Sunday Snippet: Charles Demers

“There are many activities in life at which one can have a lot of fun without being any good: singing, for instance, or dancing, bowling, being the prime minister of Italy. The joy comes not from success or from executing the task well but from the incidental fun had along the way. I have always been grateful for activities such as these, because by whatever accidents of nature or nurture, I happen to have gone through life with a paucity of ability or skill. I’m not good at things.”

I’d like to believe that I’m a half decent writer, at least in the context of blogging. I’d like to believe that I’m also pretty good with numbers and that I’m not doing too shabby of a job as a dad too. Of course, I’m also very aware of my shortcomings, but that hasn’t stopped me from enjoying the time I spend playing Street Fighter or hitting the court for some tennis. I’m not good at those things, but they bring me joy.

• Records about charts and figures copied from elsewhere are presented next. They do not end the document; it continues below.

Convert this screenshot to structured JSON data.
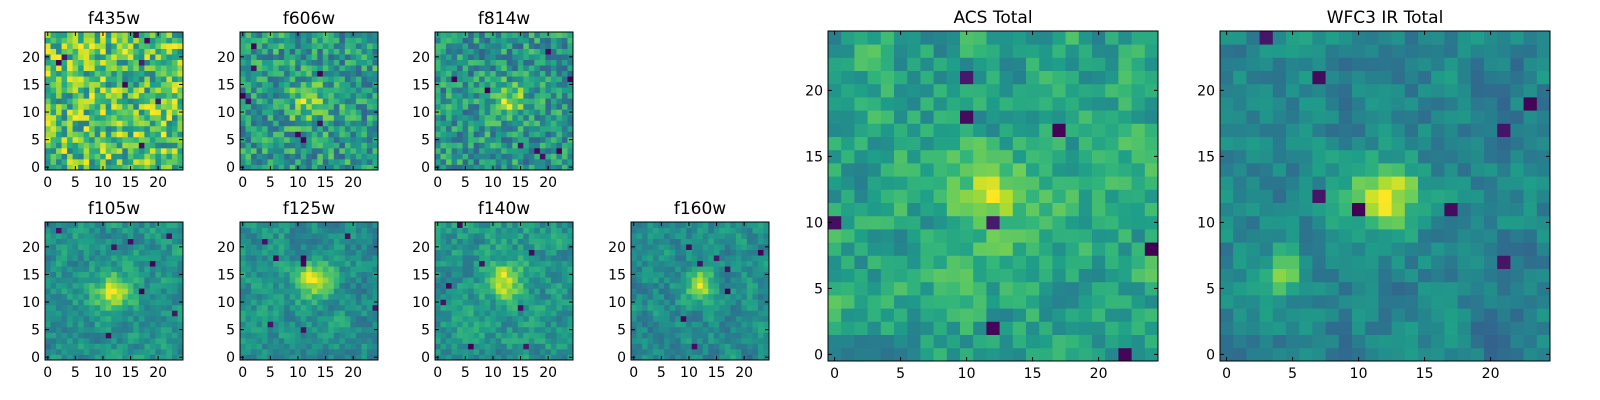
{
  "chart_data": [
    {
      "type": "heatmap",
      "title": "f435w",
      "grid_size": 25,
      "xlim": [
        -0.5,
        24.5
      ],
      "ylim": [
        -0.5,
        24.5
      ],
      "xticks": [
        0,
        5,
        10,
        15,
        20
      ],
      "yticks": [
        0,
        5,
        10,
        15,
        20
      ],
      "colormap": "viridis",
      "seed": 11,
      "blobs": []
    },
    {
      "type": "heatmap",
      "title": "f606w",
      "grid_size": 25,
      "xlim": [
        -0.5,
        24.5
      ],
      "ylim": [
        -0.5,
        24.5
      ],
      "xticks": [
        0,
        5,
        10,
        15,
        20
      ],
      "yticks": [
        0,
        5,
        10,
        15,
        20
      ],
      "colormap": "viridis",
      "seed": 23,
      "blobs": [
        {
          "x": 12,
          "y": 12,
          "amp": 0.35,
          "sigma": 2.5
        }
      ]
    },
    {
      "type": "heatmap",
      "title": "f814w",
      "grid_size": 25,
      "xlim": [
        -0.5,
        24.5
      ],
      "ylim": [
        -0.5,
        24.5
      ],
      "xticks": [
        0,
        5,
        10,
        15,
        20
      ],
      "yticks": [
        0,
        5,
        10,
        15,
        20
      ],
      "colormap": "viridis",
      "seed": 37,
      "blobs": [
        {
          "x": 13,
          "y": 12,
          "amp": 0.4,
          "sigma": 2.2
        }
      ]
    },
    {
      "type": "heatmap",
      "title": "f105w",
      "grid_size": 25,
      "xlim": [
        -0.5,
        24.5
      ],
      "ylim": [
        -0.5,
        24.5
      ],
      "xticks": [
        0,
        5,
        10,
        15,
        20
      ],
      "yticks": [
        0,
        5,
        10,
        15,
        20
      ],
      "colormap": "viridis",
      "seed": 41,
      "blobs": [
        {
          "x": 12,
          "y": 12,
          "amp": 0.55,
          "sigma": 2.5
        }
      ]
    },
    {
      "type": "heatmap",
      "title": "f125w",
      "grid_size": 25,
      "xlim": [
        -0.5,
        24.5
      ],
      "ylim": [
        -0.5,
        24.5
      ],
      "xticks": [
        0,
        5,
        10,
        15,
        20
      ],
      "yticks": [
        0,
        5,
        10,
        15,
        20
      ],
      "colormap": "viridis",
      "seed": 53,
      "blobs": [
        {
          "x": 13,
          "y": 14,
          "amp": 0.55,
          "sigma": 2.3
        }
      ]
    },
    {
      "type": "heatmap",
      "title": "f140w",
      "grid_size": 25,
      "xlim": [
        -0.5,
        24.5
      ],
      "ylim": [
        -0.5,
        24.5
      ],
      "xticks": [
        0,
        5,
        10,
        15,
        20
      ],
      "yticks": [
        0,
        5,
        10,
        15,
        20
      ],
      "colormap": "viridis",
      "seed": 67,
      "blobs": [
        {
          "x": 12,
          "y": 14,
          "amp": 0.5,
          "sigma": 2.3
        }
      ]
    },
    {
      "type": "heatmap",
      "title": "f160w",
      "grid_size": 25,
      "xlim": [
        -0.5,
        24.5
      ],
      "ylim": [
        -0.5,
        24.5
      ],
      "xticks": [
        0,
        5,
        10,
        15,
        20
      ],
      "yticks": [
        0,
        5,
        10,
        15,
        20
      ],
      "colormap": "viridis",
      "seed": 79,
      "blobs": [
        {
          "x": 12,
          "y": 13,
          "amp": 0.55,
          "sigma": 2.0
        }
      ]
    },
    {
      "type": "heatmap",
      "title": "ACS Total",
      "grid_size": 25,
      "xlim": [
        -0.5,
        24.5
      ],
      "ylim": [
        -0.5,
        24.5
      ],
      "xticks": [
        0,
        5,
        10,
        15,
        20
      ],
      "yticks": [
        0,
        5,
        10,
        15,
        20
      ],
      "colormap": "viridis",
      "seed": 97,
      "blobs": [
        {
          "x": 12,
          "y": 12,
          "amp": 0.35,
          "sigma": 2.0
        }
      ]
    },
    {
      "type": "heatmap",
      "title": "WFC3 IR Total",
      "grid_size": 25,
      "xlim": [
        -0.5,
        24.5
      ],
      "ylim": [
        -0.5,
        24.5
      ],
      "xticks": [
        0,
        5,
        10,
        15,
        20
      ],
      "yticks": [
        0,
        5,
        10,
        15,
        20
      ],
      "colormap": "viridis",
      "seed": 131,
      "blobs": [
        {
          "x": 12,
          "y": 12,
          "amp": 0.75,
          "sigma": 2.0
        },
        {
          "x": 4,
          "y": 6,
          "amp": 0.45,
          "sigma": 1.3
        }
      ]
    }
  ]
}
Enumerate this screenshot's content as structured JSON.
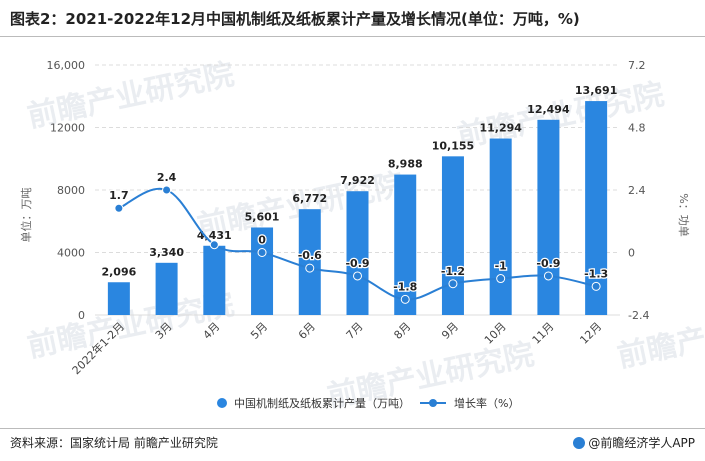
{
  "title": "图表2：2021-2022年12月中国机制纸及纸板累计产量及增长情况(单位：万吨，%)",
  "source": "资料来源：国家统计局 前瞻产业研究院",
  "brand": "@前瞻经济学人APP",
  "watermark": "前瞻产业研究院",
  "colors": {
    "bar": "#2a86e0",
    "line": "#2a7fd4",
    "grid": "#dcdcdc"
  },
  "chart_data": {
    "type": "bar",
    "categories": [
      "2022年1-2月",
      "3月",
      "4月",
      "5月",
      "6月",
      "7月",
      "8月",
      "9月",
      "10月",
      "11月",
      "12月"
    ],
    "series": [
      {
        "name": "中国机制纸及纸板累计产量（万吨）",
        "type": "bar",
        "axis": "left",
        "values": [
          2096,
          3340,
          4431,
          5601,
          6772,
          7922,
          8988,
          10155,
          11294,
          12494,
          13691
        ],
        "labels": [
          "2,096",
          "3,340",
          "4,431",
          "5,601",
          "6,772",
          "7,922",
          "8,988",
          "10,155",
          "11,294",
          "12,494",
          "13,691"
        ]
      },
      {
        "name": "增长率（%）",
        "type": "line",
        "axis": "right",
        "values": [
          1.7,
          2.4,
          0.3,
          0,
          -0.6,
          -0.9,
          -1.8,
          -1.2,
          -1,
          -0.9,
          -1.3
        ],
        "labels": [
          "1.7",
          "2.4",
          "",
          "0",
          "-0.6",
          "-0.9",
          "-1.8",
          "-1.2",
          "-1",
          "-0.9",
          "-1.3"
        ]
      }
    ],
    "ylabel": "单位：万吨",
    "y2label": "%：功单",
    "ylim": [
      0,
      16000
    ],
    "yticks": [
      0,
      4000,
      8000,
      12000,
      16000
    ],
    "ytick_labels": [
      "0",
      "4000",
      "8000",
      "12000",
      "16,000"
    ],
    "y2lim": [
      -2.4,
      7.2
    ],
    "y2ticks": [
      -2.4,
      0,
      2.4,
      4.8,
      7.2
    ],
    "y2tick_labels": [
      "-2.4",
      "0",
      "2.4",
      "4.8",
      "7.2"
    ],
    "grid": true,
    "legend_position": "bottom"
  }
}
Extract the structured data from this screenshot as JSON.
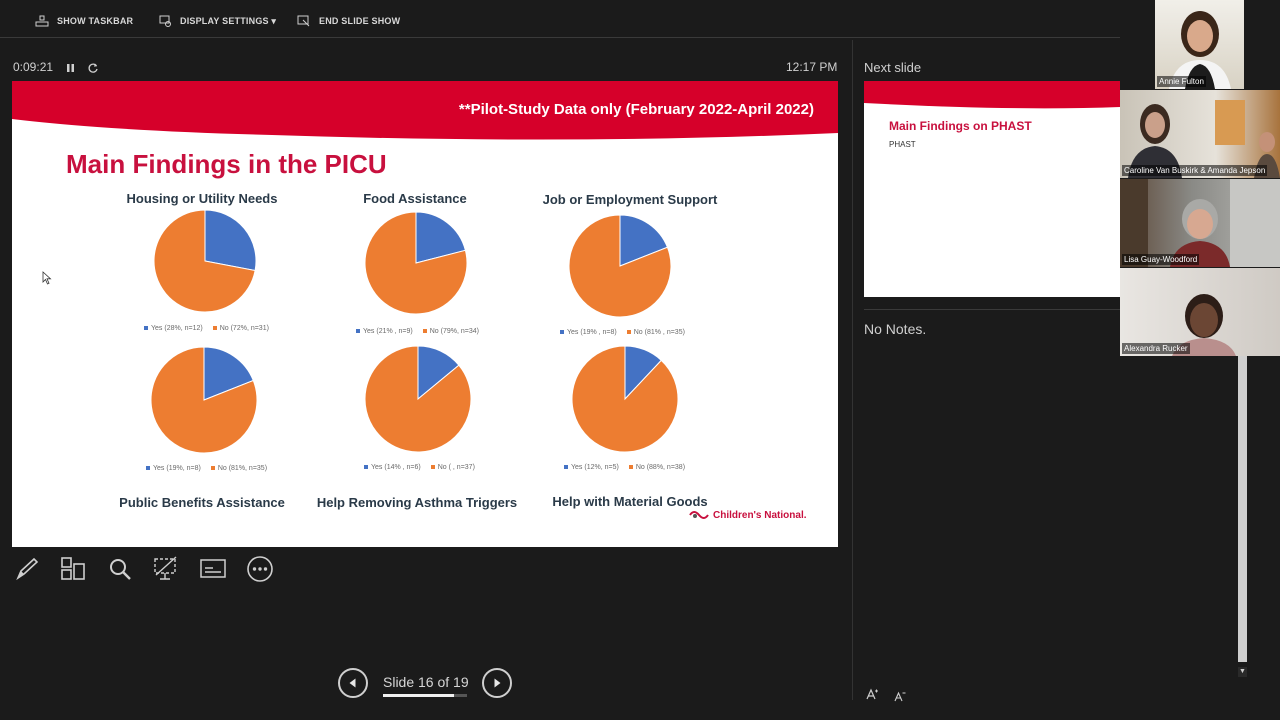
{
  "toolbar": {
    "show_taskbar": "SHOW TASKBAR",
    "display_settings": "DISPLAY SETTINGS ▾",
    "end_slide_show": "END SLIDE SHOW"
  },
  "presenter": {
    "timer": "0:09:21",
    "clock": "12:17 PM",
    "next_slide_label": "Next slide",
    "notes": "No Notes.",
    "slide_counter": "Slide 16 of 19",
    "slide_progress": 0.84
  },
  "slide": {
    "banner_text": "**Pilot-Study Data only (February 2022-April 2022)",
    "title": "Main Findings in the PICU",
    "logo_text": "Children's National.",
    "colors": {
      "banner": "#d6002a",
      "title": "#c8103e",
      "yes": "#4472c4",
      "no": "#ed7d31"
    },
    "charts": [
      {
        "title": "Housing or Utility Needs",
        "yes_label": "Yes (28%, n=12)",
        "no_label": "No (72%, n=31)",
        "yes_pct": 28
      },
      {
        "title": "Food Assistance",
        "yes_label": "Yes (21% , n=9)",
        "no_label": "No (79%, n=34)",
        "yes_pct": 21
      },
      {
        "title": "Job or Employment Support",
        "yes_label": "Yes (19% , n=8)",
        "no_label": "No (81% , n=35)",
        "yes_pct": 19
      },
      {
        "title": "Public Benefits Assistance",
        "yes_label": "Yes (19%, n=8)",
        "no_label": "No (81%, n=35)",
        "yes_pct": 19
      },
      {
        "title": "Help Removing Asthma Triggers",
        "yes_label": "Yes (14% , n=6)",
        "no_label": "No ( , n=37)",
        "yes_pct": 14
      },
      {
        "title": "Help with Material Goods",
        "yes_label": "Yes (12%, n=5)",
        "no_label": "No (88%, n=38)",
        "yes_pct": 12
      }
    ]
  },
  "next_slide": {
    "title": "Main Findings on PHAST",
    "subtitle": "PHAST"
  },
  "participants": [
    {
      "name": "Annie Fulton"
    },
    {
      "name": "Caroline Van Buskirk & Amanda Jepson"
    },
    {
      "name": "Lisa Guay-Woodford"
    },
    {
      "name": "Alexandra Rucker"
    }
  ],
  "chart_data": [
    {
      "type": "pie",
      "title": "Housing or Utility Needs",
      "categories": [
        "Yes",
        "No"
      ],
      "values": [
        28,
        72
      ],
      "counts": [
        12,
        31
      ]
    },
    {
      "type": "pie",
      "title": "Food Assistance",
      "categories": [
        "Yes",
        "No"
      ],
      "values": [
        21,
        79
      ],
      "counts": [
        9,
        34
      ]
    },
    {
      "type": "pie",
      "title": "Job or Employment Support",
      "categories": [
        "Yes",
        "No"
      ],
      "values": [
        19,
        81
      ],
      "counts": [
        8,
        35
      ]
    },
    {
      "type": "pie",
      "title": "Public Benefits Assistance",
      "categories": [
        "Yes",
        "No"
      ],
      "values": [
        19,
        81
      ],
      "counts": [
        8,
        35
      ]
    },
    {
      "type": "pie",
      "title": "Help Removing Asthma Triggers",
      "categories": [
        "Yes",
        "No"
      ],
      "values": [
        14,
        86
      ],
      "counts": [
        6,
        37
      ]
    },
    {
      "type": "pie",
      "title": "Help with Material Goods",
      "categories": [
        "Yes",
        "No"
      ],
      "values": [
        12,
        88
      ],
      "counts": [
        5,
        38
      ]
    }
  ]
}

All too often, we assume that we must develop a certain level of skill or ability before we can enjoy an activity. When you’re just starting out with golf, you might get terribly frustrated at your inability to hit that little white ball in a reasonably straight line. After playing for some time, you might still get terribly frustrated for landing your ball in the same water trap you’ve been sinking the thing for years. And yet, you keep playing. You keep looking forward to hitting the links again. You keep smiling, because golf brings happiness… or at least some semblance of it.

The passage above comes from a collection of short stories called The Horrors. The book, by comedian Charles Demers, has been on my reading list for far too long and I’ve finally gotten around to tackling it. Each humorous essay in the book corresponds to a letter and this snippet is the opening paragraph to “G for Golf.”

Being bad at things can be disappointing. It can be depressing. It can be a real downer. But we must all recognize that we can’t all be good at everything. If a certain activity makes you happy, you don’t need to be good at it to have a good time.

Go on stage at your local karaoke bar and sing off tune. Everyone there is drunk anyway. Spend an afternoon painting a canvas because it relaxes you and provides a channel for self-expression, even if other people may scoff at your “art.”

“And it’s too bad, because if dancing, singing, bowling or being prime minister of Italy are examples of things at which you can stink but still have fun, the game of golf is an almost perfect example of the opposite.”

In hindsight, maybe I shouldn’t have used golf to illustrate my point. Charles Demers is right. Golf can be truly tantrum-inducing with its constant reminders of your failures and hopeless incompetence. Maybe that’s why I don’t play anymore. Maybe I should look into being the prime minister of Italy instead.